Solve this equation please

Answer 1

I assume that you mean X and x are the same.
This equation has one real solution for a≥1 and a=(1/e)^(1/e).
It has two real solutions for (1/e)^(1/e)< a <1
(for instance, if a=0.8, x = 0.73953365... or x = 0.09464971...)
It has no real solutions for a < (1/e)^(1/e).

It cannot be solved explicitly in terms of finitely many functions of a. However, a partial solution in terms of the "infinite exponential" is:

x^x = a
x = a^(1/x) = a^((1/a)^x) = a^(((1/a)^((1/a)^x)) ...
or x = a^(((1/a)^((1/a)^((1/a)^...))))

This is a partial solution because it does not converge for all values of a for which the original equation does.

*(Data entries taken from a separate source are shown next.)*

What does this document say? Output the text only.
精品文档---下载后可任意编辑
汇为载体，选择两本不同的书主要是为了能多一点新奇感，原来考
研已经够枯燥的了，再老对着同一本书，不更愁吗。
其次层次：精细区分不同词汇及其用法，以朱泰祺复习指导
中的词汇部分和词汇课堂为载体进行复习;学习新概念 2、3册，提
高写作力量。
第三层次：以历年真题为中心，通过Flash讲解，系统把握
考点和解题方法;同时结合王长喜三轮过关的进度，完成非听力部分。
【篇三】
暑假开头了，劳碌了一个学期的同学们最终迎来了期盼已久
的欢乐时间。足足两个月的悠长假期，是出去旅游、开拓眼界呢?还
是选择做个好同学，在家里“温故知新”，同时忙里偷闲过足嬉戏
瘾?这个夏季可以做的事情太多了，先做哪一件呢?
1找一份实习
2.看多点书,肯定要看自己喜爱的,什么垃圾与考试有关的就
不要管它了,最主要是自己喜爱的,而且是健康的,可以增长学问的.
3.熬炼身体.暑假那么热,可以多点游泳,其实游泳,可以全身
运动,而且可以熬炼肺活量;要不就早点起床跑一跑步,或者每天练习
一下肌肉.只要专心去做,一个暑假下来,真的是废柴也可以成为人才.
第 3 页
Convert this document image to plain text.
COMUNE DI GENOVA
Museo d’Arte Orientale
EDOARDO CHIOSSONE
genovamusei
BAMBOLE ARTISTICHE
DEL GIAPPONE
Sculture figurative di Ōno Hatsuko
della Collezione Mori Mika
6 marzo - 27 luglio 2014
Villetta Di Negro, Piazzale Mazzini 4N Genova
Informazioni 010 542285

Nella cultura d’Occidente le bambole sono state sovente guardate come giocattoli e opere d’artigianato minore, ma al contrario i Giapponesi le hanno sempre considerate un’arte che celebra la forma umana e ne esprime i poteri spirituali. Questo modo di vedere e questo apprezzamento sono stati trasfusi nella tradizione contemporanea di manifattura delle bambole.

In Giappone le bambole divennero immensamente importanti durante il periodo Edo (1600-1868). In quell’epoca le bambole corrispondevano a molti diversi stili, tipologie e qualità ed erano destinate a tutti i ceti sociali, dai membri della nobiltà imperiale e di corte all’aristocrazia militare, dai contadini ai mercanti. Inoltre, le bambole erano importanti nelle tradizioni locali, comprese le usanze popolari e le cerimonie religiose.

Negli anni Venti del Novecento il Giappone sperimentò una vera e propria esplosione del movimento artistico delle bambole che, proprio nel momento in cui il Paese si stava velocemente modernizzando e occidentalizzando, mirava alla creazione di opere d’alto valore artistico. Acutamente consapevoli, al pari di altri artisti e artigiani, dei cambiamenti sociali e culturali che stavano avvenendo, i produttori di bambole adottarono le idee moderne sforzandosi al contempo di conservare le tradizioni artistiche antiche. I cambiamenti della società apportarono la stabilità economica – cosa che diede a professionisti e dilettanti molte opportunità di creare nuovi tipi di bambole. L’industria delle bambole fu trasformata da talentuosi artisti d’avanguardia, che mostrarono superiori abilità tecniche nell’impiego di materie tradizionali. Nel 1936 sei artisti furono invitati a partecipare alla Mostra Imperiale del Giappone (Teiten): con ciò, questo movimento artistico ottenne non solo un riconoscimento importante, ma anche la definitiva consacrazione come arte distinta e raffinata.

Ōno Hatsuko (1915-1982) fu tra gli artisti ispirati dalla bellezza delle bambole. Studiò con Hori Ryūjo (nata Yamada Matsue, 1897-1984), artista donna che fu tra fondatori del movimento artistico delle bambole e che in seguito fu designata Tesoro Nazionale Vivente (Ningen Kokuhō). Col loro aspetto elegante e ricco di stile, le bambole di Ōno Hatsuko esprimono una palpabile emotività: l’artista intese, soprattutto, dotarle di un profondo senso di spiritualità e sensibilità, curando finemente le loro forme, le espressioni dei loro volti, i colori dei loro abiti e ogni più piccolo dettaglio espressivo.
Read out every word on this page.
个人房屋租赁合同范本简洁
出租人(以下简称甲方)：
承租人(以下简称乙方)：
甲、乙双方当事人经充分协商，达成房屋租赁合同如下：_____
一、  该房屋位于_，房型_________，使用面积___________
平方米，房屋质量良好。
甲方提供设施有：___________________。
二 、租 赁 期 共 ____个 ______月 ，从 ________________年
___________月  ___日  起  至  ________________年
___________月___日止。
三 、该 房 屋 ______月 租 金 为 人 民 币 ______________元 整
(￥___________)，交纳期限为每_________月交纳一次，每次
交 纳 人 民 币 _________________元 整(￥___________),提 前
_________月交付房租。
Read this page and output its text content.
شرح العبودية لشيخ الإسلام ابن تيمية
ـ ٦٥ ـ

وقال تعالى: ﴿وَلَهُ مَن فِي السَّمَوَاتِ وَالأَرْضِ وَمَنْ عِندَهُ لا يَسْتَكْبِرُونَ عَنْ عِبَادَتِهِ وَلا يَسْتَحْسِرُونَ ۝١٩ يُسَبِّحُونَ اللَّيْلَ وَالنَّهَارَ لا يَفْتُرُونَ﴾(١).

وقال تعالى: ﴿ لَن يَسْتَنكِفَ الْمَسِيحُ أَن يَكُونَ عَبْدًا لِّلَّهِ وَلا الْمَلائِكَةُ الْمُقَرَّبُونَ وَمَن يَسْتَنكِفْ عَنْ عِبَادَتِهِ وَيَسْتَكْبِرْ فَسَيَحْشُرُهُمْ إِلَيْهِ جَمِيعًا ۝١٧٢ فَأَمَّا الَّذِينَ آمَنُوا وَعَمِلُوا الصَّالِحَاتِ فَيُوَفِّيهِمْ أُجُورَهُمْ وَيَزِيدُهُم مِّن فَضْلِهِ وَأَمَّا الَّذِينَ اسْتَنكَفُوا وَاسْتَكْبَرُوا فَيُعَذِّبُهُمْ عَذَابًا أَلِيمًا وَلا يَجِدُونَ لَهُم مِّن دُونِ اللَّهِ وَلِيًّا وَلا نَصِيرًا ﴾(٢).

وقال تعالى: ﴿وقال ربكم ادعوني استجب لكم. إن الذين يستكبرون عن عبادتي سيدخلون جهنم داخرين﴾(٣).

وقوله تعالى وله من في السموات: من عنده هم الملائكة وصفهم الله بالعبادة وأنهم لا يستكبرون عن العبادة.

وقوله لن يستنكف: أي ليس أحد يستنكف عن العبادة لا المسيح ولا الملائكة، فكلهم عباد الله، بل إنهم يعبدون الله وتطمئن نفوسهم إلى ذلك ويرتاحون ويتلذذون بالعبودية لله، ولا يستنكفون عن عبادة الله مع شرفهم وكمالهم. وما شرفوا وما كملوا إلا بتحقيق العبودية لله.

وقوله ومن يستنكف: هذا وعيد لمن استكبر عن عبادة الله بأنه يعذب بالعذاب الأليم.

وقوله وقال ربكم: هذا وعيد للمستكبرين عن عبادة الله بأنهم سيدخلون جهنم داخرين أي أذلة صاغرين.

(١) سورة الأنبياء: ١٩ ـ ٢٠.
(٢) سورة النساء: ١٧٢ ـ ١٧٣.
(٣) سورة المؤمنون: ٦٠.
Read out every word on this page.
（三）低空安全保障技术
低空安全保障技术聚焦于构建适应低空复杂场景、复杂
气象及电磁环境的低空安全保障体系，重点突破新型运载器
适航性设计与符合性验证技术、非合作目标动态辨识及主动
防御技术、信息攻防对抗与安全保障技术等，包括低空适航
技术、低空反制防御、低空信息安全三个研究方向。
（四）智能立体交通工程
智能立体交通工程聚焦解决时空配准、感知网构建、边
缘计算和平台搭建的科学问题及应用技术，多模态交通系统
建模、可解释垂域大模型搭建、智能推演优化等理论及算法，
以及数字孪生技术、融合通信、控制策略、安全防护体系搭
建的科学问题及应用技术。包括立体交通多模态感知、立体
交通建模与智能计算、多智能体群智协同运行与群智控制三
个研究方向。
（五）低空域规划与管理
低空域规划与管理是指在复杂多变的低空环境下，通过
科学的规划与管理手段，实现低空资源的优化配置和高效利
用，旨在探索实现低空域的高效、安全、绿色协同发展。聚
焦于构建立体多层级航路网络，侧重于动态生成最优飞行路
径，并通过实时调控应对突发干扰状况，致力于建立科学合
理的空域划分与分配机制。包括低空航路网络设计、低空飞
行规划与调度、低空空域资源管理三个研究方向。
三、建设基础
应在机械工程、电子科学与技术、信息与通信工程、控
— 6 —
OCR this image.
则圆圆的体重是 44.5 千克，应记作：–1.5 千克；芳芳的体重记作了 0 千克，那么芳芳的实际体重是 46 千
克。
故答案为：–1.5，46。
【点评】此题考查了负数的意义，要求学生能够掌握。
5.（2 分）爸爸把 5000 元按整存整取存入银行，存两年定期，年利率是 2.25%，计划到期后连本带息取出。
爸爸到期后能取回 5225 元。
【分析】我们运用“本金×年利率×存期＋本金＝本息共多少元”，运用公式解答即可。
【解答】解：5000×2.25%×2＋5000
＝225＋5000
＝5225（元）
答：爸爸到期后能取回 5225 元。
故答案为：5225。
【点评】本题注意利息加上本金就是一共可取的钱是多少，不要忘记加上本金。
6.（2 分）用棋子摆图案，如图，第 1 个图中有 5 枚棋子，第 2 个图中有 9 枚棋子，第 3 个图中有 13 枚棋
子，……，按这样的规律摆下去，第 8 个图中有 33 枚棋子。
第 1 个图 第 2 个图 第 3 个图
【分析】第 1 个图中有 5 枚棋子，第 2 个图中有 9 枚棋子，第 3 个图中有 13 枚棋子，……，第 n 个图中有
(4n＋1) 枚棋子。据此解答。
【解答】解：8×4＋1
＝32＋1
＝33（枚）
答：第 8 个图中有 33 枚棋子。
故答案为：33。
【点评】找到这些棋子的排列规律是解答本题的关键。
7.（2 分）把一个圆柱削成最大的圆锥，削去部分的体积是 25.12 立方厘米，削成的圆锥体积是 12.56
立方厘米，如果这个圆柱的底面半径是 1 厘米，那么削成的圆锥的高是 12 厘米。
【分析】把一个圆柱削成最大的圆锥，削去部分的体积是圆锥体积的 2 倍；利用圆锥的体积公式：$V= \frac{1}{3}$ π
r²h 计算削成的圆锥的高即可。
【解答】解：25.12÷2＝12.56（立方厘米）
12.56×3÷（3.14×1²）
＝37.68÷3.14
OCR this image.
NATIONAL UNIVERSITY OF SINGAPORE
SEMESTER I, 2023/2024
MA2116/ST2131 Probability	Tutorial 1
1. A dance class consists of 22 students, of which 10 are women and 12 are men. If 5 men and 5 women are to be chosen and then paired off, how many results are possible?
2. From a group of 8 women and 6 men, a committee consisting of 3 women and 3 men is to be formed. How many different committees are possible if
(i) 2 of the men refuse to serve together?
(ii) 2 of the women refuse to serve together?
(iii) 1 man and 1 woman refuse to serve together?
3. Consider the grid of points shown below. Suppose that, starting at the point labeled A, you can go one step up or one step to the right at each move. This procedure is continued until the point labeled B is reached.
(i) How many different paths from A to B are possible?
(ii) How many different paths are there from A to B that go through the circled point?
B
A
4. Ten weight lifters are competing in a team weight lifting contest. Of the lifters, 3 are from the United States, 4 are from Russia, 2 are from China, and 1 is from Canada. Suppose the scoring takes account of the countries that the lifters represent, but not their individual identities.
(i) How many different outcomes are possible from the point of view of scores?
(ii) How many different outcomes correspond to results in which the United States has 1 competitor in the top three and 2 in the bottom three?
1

If you need to calculate exact values, try my program:
http://mudandmuck.com/str2/x^x.exe

Otherwise, you can calculate the values with some numerical interpolation method such as Newton's. Using this method, you can derive an iterative function which will converge to the solution(s) after a suitable number of iterations:

x(n+1) = x(n) + [a - x(n)^x(n)] / [x(n)^x(n) * (1 + ln(x(n))]

You must choose a "seed", (or initial guess) number for x(0). For a>1, log(a) should suffice. Then, x = lim x(n) as n → ∞ .

Answer 2

X^x = a

logX a = x

x = log a / log X or ln a / ln X

I haven't done this in a long time, so it's most likely wrong. I just tried to simplify it, because there's not enough information to solve anything.

Answer 3

X^x=a so X=(x)root of a , and if x is a even number then a can't be a negative number. so the only posibble result i can give you is these two numbers {1;0} because all roots of 1 is 1 and all roots of 0 is 0, the other is unknown.

Answer 4

If by X and x you mean the same variable, then Oracle is right.
If X is a constant, then Abdullah R's answer is correct

Answer 5

Numerically it can be solved

Answer 6

only numerically